Israele «è circondato da belve feroci» e per questo avrà «una barriera di sicurezza che lo circonderà per intero», annunciava ieri il premier israeliano Benyamin Netanyahu durante un sopralluogo lungo il confine con la Giordania, dove è in fase di costruzione un altro Muro di 30 chilometri, che si aggiunge a quelli nella Cisgiordania occupata e lungo la frontiera con l’Egitto. Le barriere però il governo Netanyahu sembra costruirle non solo in faccia a palestinesi e arabi ma anche all’interno della società israeliana. Lunedì sera la Knesset ha approvato in prima lettura, con 50 voti a favore e 43 contrari, la controversa legge sulla “Trasparenza”, promossa dalla ministra della giustizia Ayelet Shaked, del partito nazionalista religioso Casa ebraica, che obbliga le Organizzazioni non governative (Ong) a pubblicare con grande frequenza e in modo dettagliato le loro fonti di finanziamento dall’estero. Eliminato invece, su richiesta di Netanyahu, l’articolo della legge che imponeva ai rappresentanti delle Ong in visita alla Knesset di portare ben visibile sulla giacca uno speciale badge identificativo.

 

Si tratta di una iniziativa della destra israeliana che va avanti già da alcuni mesi.
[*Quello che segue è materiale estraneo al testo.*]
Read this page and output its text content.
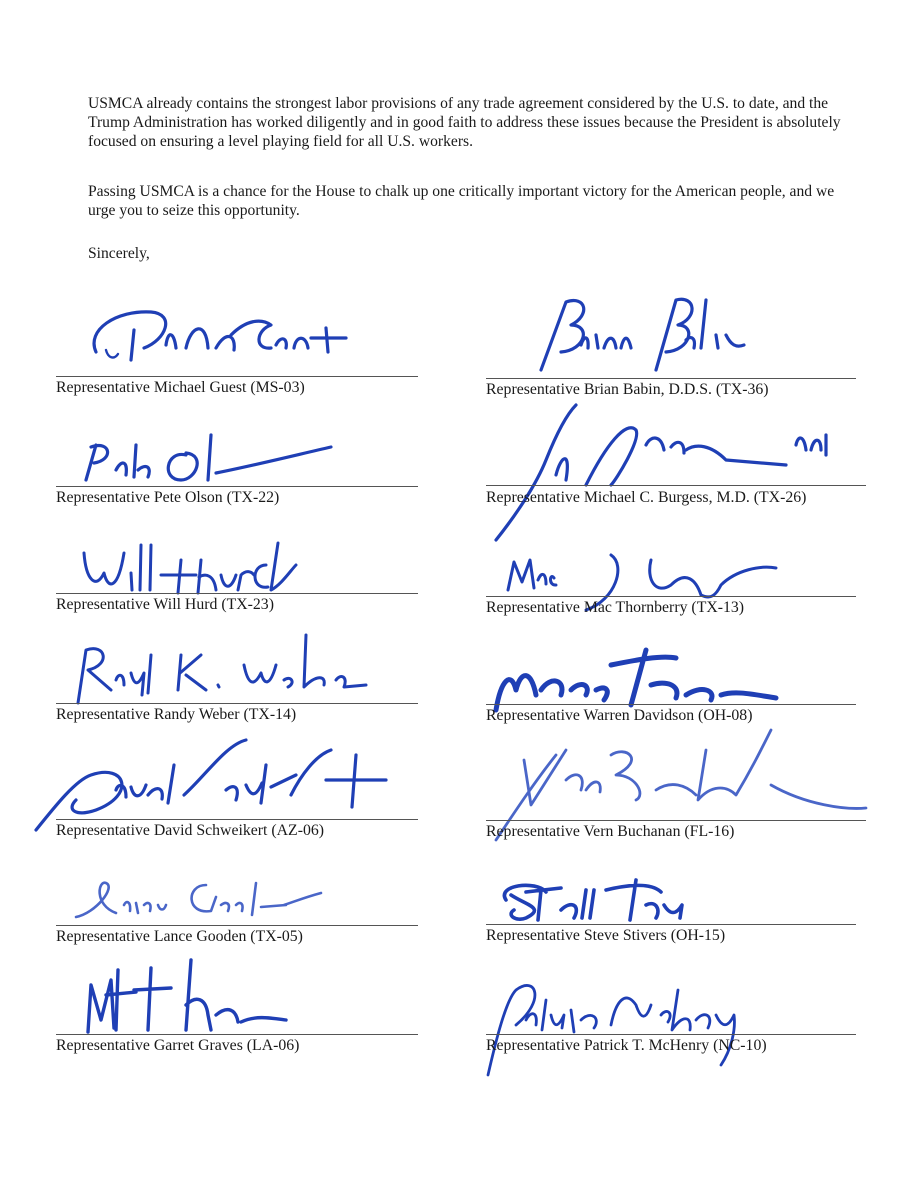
USMCA already contains the strongest labor provisions of any trade agreement considered by the U.S. to date, and the Trump Administration has worked diligently and in good faith to address these issues because the President is absolutely focused on ensuring a level playing field for all U.S. workers.

Passing USMCA is a chance for the House to chalk up one critically important victory for the American people, and we urge you to seize this opportunity.

Sincerely,

Representative Michael Guest (MS-03)
Representative Pete Olson (TX-22)
Representative Will Hurd (TX-23)
Representative Randy Weber (TX-14)
Representative David Schweikert (AZ-06)
Representative Lance Gooden (TX-05)
Representative Garret Graves (LA-06)
Representative Brian Babin, D.D.S. (TX-36)
Representative Michael C. Burgess, M.D. (TX-26)
Representative Mac Thornberry (TX-13)
Representative Warren Davidson (OH-08)
Representative Vern Buchanan (FL-16)
Representative Steve Stivers (OH-15)
Representative Patrick T. McHenry (NC-10)
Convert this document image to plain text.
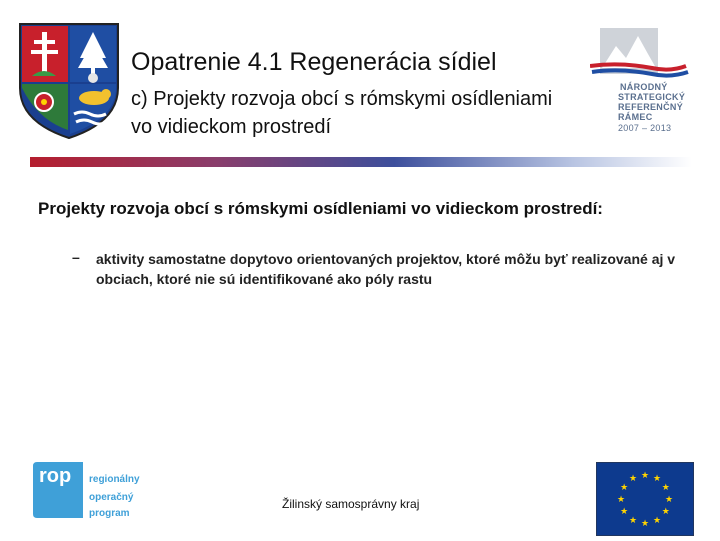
Opatrenie 4.1 Regenerácia sídiel
c) Projekty rozvoja obcí s rómskymi osídleniami vo vidieckom prostredí
NÁRODNÝ
STRATEGICKÝ
REFERENČNÝ
RÁMEC
2007 – 2013
Projekty rozvoja obcí s rómskymi osídleniami vo vidieckom prostredí:
– aktivity samostatne dopytovo orientovaných projektov, ktoré môžu byť realizované aj v obciach, ktoré nie sú identifikované ako póly rastu
rop regionálny
operačný
program
Žilinský samosprávny kraj
★ ★
★
★
★
★
★
★
★
★
★
★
A prima vista qualcuno potrebbe pensare che sia giusto conoscere le fonti di finanziamento dall’estero delle Ong. In realtà la legge vuole colpire solo le Ong di sinistra e quelle che si occupano della tutela dei diritti umani. Prende di mira chi riceve il 50% dei fondi dall’estero – Unione europea, governi, associazioni e fondazioni – mentre chiude un occhio sui finanziamenti alle Ong di destra o vicine al governo, tranquille perchè possono contare soprattutto su donazioni locali. La ministra Shaked ha condannato chi si oppone alla nuova legge e ha attaccato frontalmente “Breaking the Silence”, l’associzione che raccoglie le testimonianze di soldati su crimini di guerra, perchè avrebbe ricevuto una donazione di 42.000 euro da un’organizzazione cristiana olandese in cambio di almeno 90 prove schiaccianti della responsabilità delle forze armate israeliane.

 

Ad appoggiare la ministra della giustizia sono stati in particolare due deputati, sempre di “Casa ebraica”, Bezalel Smotrich e Yinon Magal, che da tempo affermano che le Ong progressiste lavorerebbero al servizio di stranieri desiderosi di usare certe informazioni contro Israele. Smotrich sostiene che a certe Ong non deve essere permesso di «rappresentare» gli interessi di Stati esteri all’interno di Israele e di danneggiare il Paese. La “Trasparenza” che viene tassativamente richiesta sui finanziamenti che arrivano dall’estero non sembra però riguardare anche Ong e associazioni della destra. «Una indagine fatta dall’agenzia Walla – spiega Sarit Michaeli, portavoce di B’Tselem che tutela i diritti umani nei Territori palestinesi occupati — ha rivelato che il primo ministro Netanyahu riceve dall’estero gran parte delle donazioni a lui destinate e così molti membri del governo. La stessa ministra Shaked riceve da altri Paesi il 40% del totale degli aiuti finanziari alla sua attività politica. E alle Ong legate alla destra, specie quelle che promuovono la colonizzazione, sulla base di un accordo raggiunto con le autorità non è richiesto di rivelare tutte le loro fonti di finanziamento. Piuttosto modeste sono state le proteste in Parlamento all’approvazione in prima lettura della legge sulla “Trasparenza”. Hanno alzato la voce solo i partiti arabi, in particolare i tre deputati di Tajammo (Balad) Hanin Zoabi, Jamal Zahalka e Basel Ghattas che saranno sospesi per alcuni mesi dalla Knesset per aver fatto visita alla famiglia di un palestinese responsabile di un attacco contro israeliani.